A recent metobolomics study by researchers from Virginia Commonwealth University Medical Center in Richmond found that impaired peroxisomal oxidation of polyunsaturated fatty acids (PUFA) is associated with the progression of nonalcoholic fatty liver (NAFL) to nonalcoholic steatohepatitis (NASH). The study also found significantly higher plasma monounsaturated fatty acids in the blood of patients with NAFL and NASH. Full findings appear in the December issue of Hepatology, a journal published by Wiley-Blackwell on behalf of the American Association for the Study of Liver Diseases.
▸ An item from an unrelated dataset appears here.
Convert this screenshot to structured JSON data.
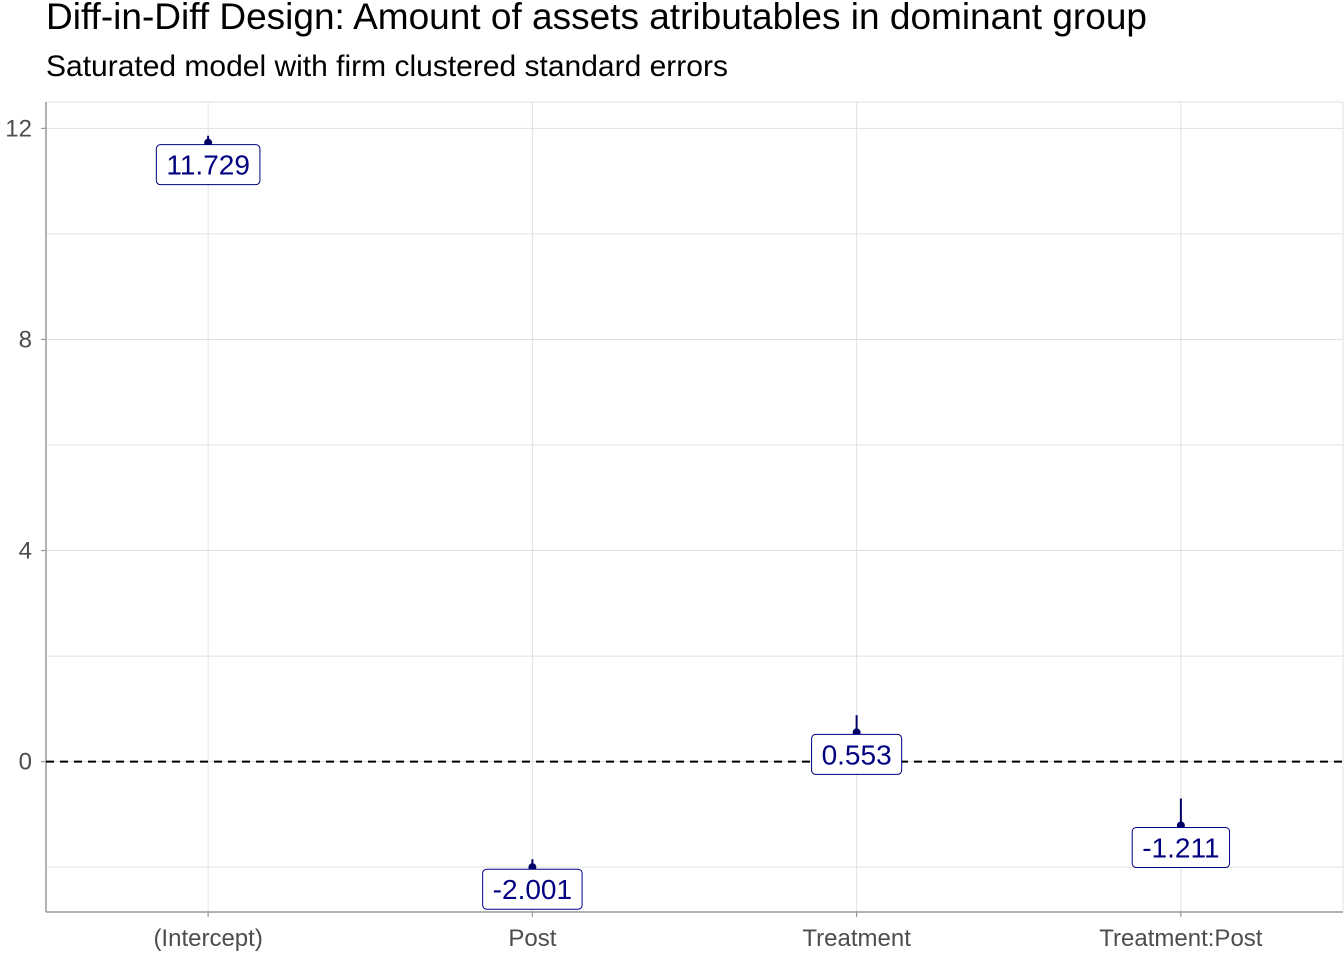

Nonalcoholic fatty liver disease (NAFLD) affects a third of the U.S. adult population, with many cases found in obese individuals. NAFLD ranges from NAFL, a benign condition where fat accumulates in the liver of people who drink little or no alcohol, to a more serious state known as NASH where inflammation or scarring of the liver occurs and which can progress to liver failure.
Study participants included 50 in a lean normal control, 25 subjects with NAFL and 50 patients with NASH. Researchers classified the NAFL group by a diagnosis of fatty liver with the presence of accumulated liver fat of at least grade 1 severity according to the NASH Clinical Research Network criteria. The NASH group included those with at least a grade 1 severity in accumulated liver fat, inflammation and cytologic ballooning of at least grade 1 severity in each. The nonalcoholic nature of the disease was established by clinical assessment that the alcohol consumption was less than 20 gm/day for women and 30 gm/day for men. Lean normal controls were identified by a body mass index between 18-25 kg/m2, absence of symptoms or signs of disease, normal liver enzymes and hepatic sonogram.
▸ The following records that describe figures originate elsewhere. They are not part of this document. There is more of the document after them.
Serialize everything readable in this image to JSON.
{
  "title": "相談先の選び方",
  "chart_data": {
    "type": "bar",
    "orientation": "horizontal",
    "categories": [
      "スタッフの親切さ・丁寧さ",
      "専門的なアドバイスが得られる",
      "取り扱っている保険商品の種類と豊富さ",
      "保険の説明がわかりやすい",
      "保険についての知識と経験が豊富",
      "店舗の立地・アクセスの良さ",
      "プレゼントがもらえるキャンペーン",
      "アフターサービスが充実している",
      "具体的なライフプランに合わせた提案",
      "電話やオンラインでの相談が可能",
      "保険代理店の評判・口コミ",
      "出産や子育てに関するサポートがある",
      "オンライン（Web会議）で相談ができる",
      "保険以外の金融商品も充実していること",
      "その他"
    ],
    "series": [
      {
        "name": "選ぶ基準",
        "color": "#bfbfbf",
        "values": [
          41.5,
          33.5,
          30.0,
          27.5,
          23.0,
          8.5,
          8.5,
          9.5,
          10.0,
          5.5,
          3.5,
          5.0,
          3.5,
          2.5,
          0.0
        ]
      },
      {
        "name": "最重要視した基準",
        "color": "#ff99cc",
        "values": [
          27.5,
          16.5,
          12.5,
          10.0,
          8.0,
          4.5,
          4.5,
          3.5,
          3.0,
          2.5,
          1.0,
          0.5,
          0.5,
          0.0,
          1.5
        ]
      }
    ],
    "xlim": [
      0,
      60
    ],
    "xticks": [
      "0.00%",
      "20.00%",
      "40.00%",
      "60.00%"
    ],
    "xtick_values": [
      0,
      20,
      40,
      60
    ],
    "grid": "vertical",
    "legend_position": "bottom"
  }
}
The research team, headed by Arun Sanyal, M.B.B.S., M.D., used mass spectrometry (a technique that determines the basic composition of a sample) to analyze blood lipids and metabolites of the NAFL and NASH subjects comparing them with the control group. Data revealed that the development of NAFL is accompanied by increased lipogenesis, ∆ 9 desaturase and LOX activity. "Our study provides the most comprehensive picture of lipid metabolism in NAFLD to date," said Dr. Sanyal.
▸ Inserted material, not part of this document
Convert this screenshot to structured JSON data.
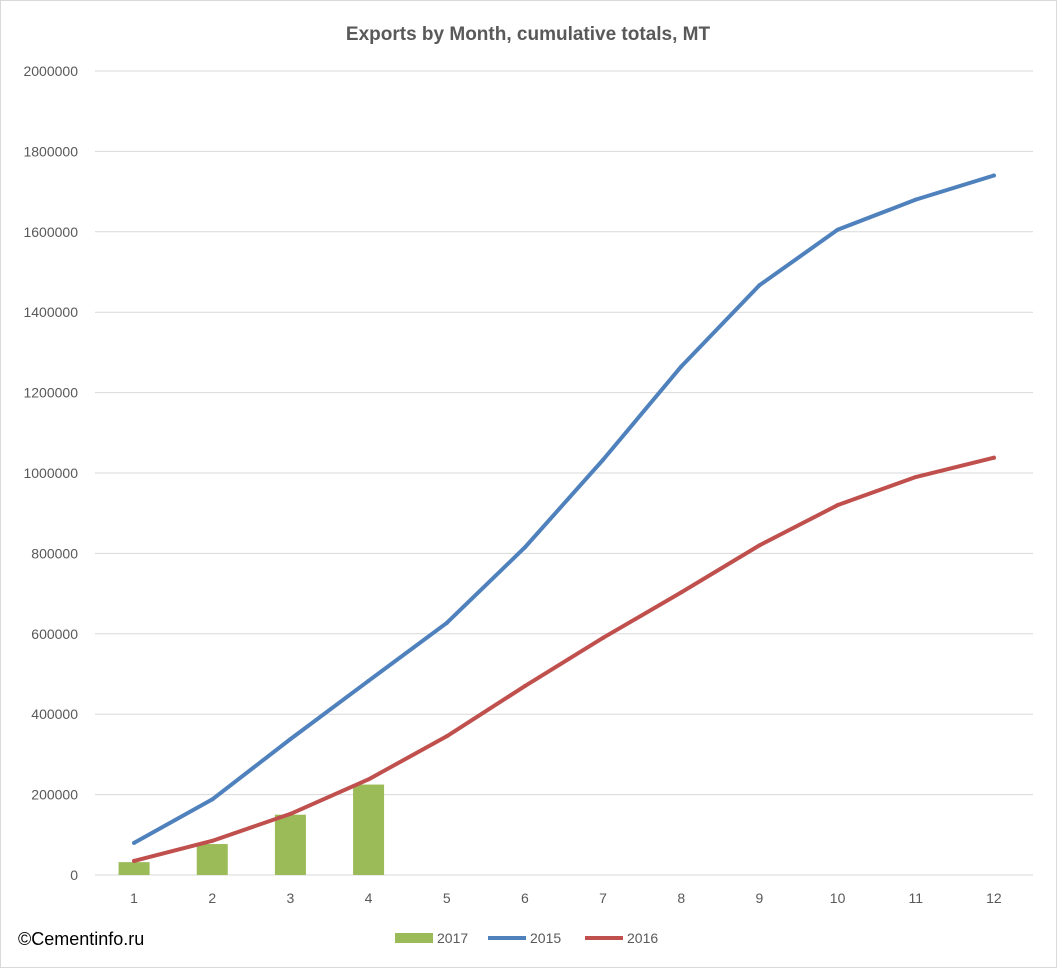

Results indicate that when the condition of the liver progresses to NASH the lipogenic activity levels off or declines modestly while the LOX activity increases. Simultaneously, there is impaired peroxisomal PUFA metabolism and increase in levels of products of non-enzymatic oxidation of arachidonic acid. "Further study of the role specific metabolic pathways play in the establishment and progression of NASH are needed," concluded Dr. Sanyal. "Our findings serve as a basis for future research of NAFLD."